The complaint states that in November, the platform’s management publicly reported progress in international expansion and plans to enter “key global markets.” The prospectus described the exchange as the company’s main product.
However, the Winklevosses soon reduced the workforce by 25% and announced their withdrawal from the EU, UK, and Australia. Simultaneously, the exchange radically shifted its business model, focusing on prediction markets. In December, Gemini launched the Gemini Predictions platform, receiving approval from the CFTC.
This change in direction was accompanied by an internal crisis: the firm lost its CFO, COO, and chief legal officer. Amidst this, operating expenses rose by approximately 40%, and the stock price plummeted by more than 75% over the past six months.
The plaintiffs claim that these management actions resulted in significant financial losses for them.
Investors have demanded a jury trial and compensation. They emphasized that they purchased Gemini shares at “artificially inflated prices.”
The platform went public on Nasdaq in September 2025. The company issued 15.18 million Class A shares at $28 each, above the planned range of $24-26. The total raised amounted to $425 million.
Financial Status
On March 18, Gemini also shared its financial results for the fourth quarter of 2025. Revenue increased by 39% compared to the same period last year, reaching $60.3 million, surpassing analysts’ forecasts of $51.7 million.

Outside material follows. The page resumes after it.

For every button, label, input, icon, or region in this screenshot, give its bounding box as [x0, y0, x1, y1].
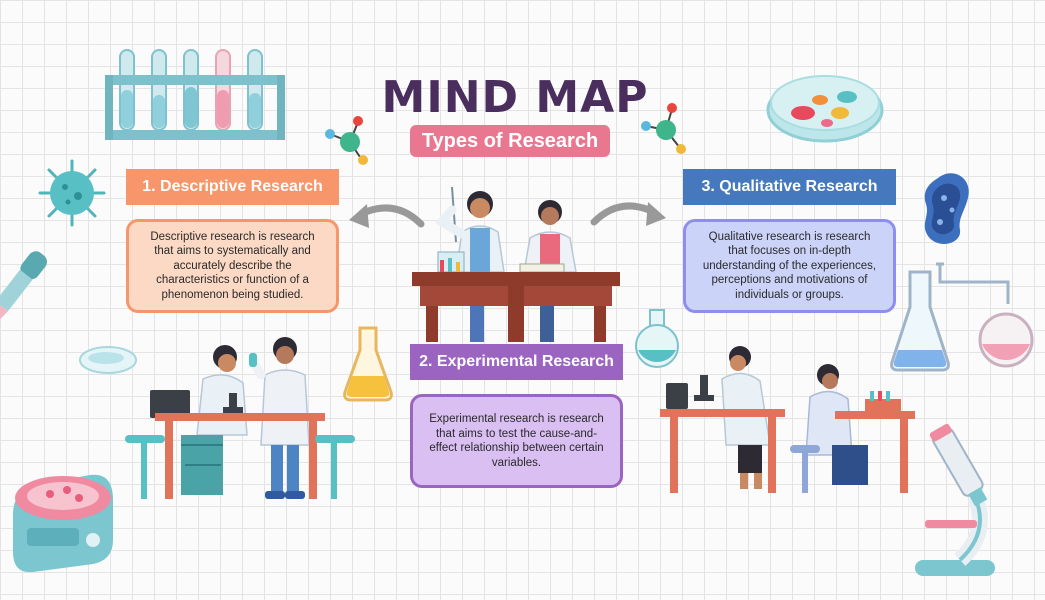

The net loss amounted to $140.8 million, compared to $27 million a year earlier. For the entire year, losses reached $585 million (in 2024 — $156.6 million).
In a letter to shareholders, Cameron and Tyler Winklevoss noted that the quarter was the strongest in terms of profit in three years, despite a decline in trading volumes. They attributed the revenue growth to “focused work on the fee structure in the second half of the year.”
The exchange’s co-founders also commented on the workforce reduction, citing the active implementation of artificial intelligence:
“Today, AI is involved in more than 40% of changes to our production code. In the near future, this figure will reach 100%. Not using neural networks at Gemini will soon be as odd as coming to the office with a typewriter instead of a laptop.”
The Winklevosses added that they are “encouraged by the crypto-friendly policies of American regulators.” Therefore, this year, the company will strengthen its presence in the United States.
Earlier in March, Crypto․com CEO Kris Marszalek announced a 12% workforce reduction — about 180 employees. The main reason was the integration of artificial intelligence into all processes.